L’operazione rappresenta un nuovo risultato nell’attività di contrasto al traffico illecito di beni culturali.

Il documento è stato individuato su un banco ambulante durante il mercato mensile dell’antiquariato. Dopo il ritrovamento, i carabinieri del nucleo tutela patrimonio culturale di Perugia hanno avviato accertamenti insieme alla Soprintendenza archivistica e bibliografica dell’Umbria, sotto il coordinamento della procura della repubblica di Spoleto.

Le verifiche hanno confermato che il manoscritto proveniva dall’Archivio di Stato di Salerno, dal quale sarebbe stato sottratto in un periodo non ancora precisato.

Le persone che avevano il documento sono attualmente sottoposte ad indagini e si presumono innocenti, come previsto dalla normativa vigente.

Il documento: registri notarili di Amalfi tra il 1566 e il 1597

Gli esperti hanno ricondotto il manoscritto al fondo archivistico “Protocollo notarili – I versamento – Distretto di Salerno”, che conserva i registri dei notai attivi ad Amalfi.

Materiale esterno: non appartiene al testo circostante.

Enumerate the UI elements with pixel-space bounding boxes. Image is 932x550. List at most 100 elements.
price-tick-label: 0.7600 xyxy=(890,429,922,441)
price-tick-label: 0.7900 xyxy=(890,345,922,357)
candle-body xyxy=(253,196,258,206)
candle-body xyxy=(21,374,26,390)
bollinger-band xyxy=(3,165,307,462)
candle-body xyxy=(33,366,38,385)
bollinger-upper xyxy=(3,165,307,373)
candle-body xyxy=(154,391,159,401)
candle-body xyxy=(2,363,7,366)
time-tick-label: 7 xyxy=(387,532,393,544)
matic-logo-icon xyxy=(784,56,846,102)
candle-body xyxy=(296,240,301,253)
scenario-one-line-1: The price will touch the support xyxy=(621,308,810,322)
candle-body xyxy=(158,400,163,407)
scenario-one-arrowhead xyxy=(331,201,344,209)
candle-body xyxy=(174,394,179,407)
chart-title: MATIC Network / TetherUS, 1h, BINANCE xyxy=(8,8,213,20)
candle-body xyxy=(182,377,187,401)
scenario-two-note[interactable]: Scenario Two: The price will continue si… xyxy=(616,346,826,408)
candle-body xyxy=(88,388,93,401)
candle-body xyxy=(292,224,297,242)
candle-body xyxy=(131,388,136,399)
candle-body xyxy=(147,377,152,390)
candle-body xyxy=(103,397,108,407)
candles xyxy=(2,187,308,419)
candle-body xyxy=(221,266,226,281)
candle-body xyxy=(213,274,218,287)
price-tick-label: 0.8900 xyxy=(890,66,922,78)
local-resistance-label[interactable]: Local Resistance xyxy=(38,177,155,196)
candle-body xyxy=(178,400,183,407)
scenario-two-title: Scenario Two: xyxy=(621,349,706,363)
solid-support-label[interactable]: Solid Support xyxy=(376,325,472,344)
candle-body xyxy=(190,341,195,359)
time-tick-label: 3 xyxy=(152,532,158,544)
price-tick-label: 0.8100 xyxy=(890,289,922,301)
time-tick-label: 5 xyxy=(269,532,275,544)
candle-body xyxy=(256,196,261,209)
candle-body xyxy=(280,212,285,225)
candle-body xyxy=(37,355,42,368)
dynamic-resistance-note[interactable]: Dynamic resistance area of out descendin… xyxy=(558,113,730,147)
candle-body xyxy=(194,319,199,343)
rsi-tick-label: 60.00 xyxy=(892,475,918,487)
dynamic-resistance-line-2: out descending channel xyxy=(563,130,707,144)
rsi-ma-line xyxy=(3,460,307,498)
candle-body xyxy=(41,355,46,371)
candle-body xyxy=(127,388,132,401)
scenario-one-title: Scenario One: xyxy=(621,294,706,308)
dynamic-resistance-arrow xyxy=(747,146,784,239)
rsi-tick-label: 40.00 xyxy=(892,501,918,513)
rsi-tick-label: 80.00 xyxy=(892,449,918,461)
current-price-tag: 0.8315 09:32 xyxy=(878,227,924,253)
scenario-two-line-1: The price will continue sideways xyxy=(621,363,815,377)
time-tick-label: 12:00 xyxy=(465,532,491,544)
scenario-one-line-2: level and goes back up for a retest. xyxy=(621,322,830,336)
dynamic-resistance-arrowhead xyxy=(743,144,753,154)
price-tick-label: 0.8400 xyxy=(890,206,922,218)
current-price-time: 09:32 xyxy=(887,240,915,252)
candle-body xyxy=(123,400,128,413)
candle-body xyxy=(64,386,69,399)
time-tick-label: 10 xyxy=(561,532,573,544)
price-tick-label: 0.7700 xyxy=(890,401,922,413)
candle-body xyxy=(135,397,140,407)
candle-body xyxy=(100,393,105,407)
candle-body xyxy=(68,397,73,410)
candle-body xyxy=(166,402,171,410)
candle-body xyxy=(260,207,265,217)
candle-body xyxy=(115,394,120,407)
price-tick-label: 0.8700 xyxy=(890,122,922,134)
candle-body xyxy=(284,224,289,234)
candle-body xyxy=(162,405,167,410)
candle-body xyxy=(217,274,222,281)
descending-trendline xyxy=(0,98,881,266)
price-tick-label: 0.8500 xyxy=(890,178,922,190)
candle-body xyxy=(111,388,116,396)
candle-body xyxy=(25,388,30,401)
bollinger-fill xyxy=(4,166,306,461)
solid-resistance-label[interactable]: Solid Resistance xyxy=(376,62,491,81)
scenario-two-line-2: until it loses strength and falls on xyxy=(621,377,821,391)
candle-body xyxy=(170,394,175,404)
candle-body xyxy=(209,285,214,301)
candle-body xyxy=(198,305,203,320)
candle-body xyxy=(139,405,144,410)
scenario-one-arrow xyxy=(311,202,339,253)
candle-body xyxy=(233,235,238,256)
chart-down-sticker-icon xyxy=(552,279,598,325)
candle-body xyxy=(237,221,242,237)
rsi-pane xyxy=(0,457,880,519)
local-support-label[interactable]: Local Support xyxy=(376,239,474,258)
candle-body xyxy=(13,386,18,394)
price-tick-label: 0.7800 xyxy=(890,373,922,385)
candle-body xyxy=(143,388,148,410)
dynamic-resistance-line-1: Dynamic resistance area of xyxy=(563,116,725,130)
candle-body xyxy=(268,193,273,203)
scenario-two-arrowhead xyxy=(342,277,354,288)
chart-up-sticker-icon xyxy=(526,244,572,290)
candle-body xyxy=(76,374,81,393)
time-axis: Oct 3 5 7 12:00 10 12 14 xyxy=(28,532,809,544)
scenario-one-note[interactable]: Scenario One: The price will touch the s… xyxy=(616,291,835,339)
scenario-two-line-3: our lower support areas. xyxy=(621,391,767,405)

In particolare, il volume recuperato contiene l’elenco dei protocolli del notaio Giovanni Ferdinando de Rosa, relativi al periodo 1566-1597.

Si tratta di una documentazione di grande valore storico e giuridico: attraverso questi registri è possibile ricostruire l’attività notarile e la vita economica e sociale della costiera amalfitana in età moderna.

I controlli dei carabinieri nei mercati antiquariali

Il recupero è avvenuto nell’ambito dei controlli che il comando carabinieri tutela patrimonio culturale effettua su tutto il territorio nazionale.

L’attività dei militari è finalizzata a verificare autenticità e provenienza dei beni culturali messi in vendita nei mercati antiquariali, nelle fiere e nei circuiti del collezionismo.

Proprio grazie a questi controlli è stato possibile intercettare il manoscritto prima che venisse definitivamente disperso.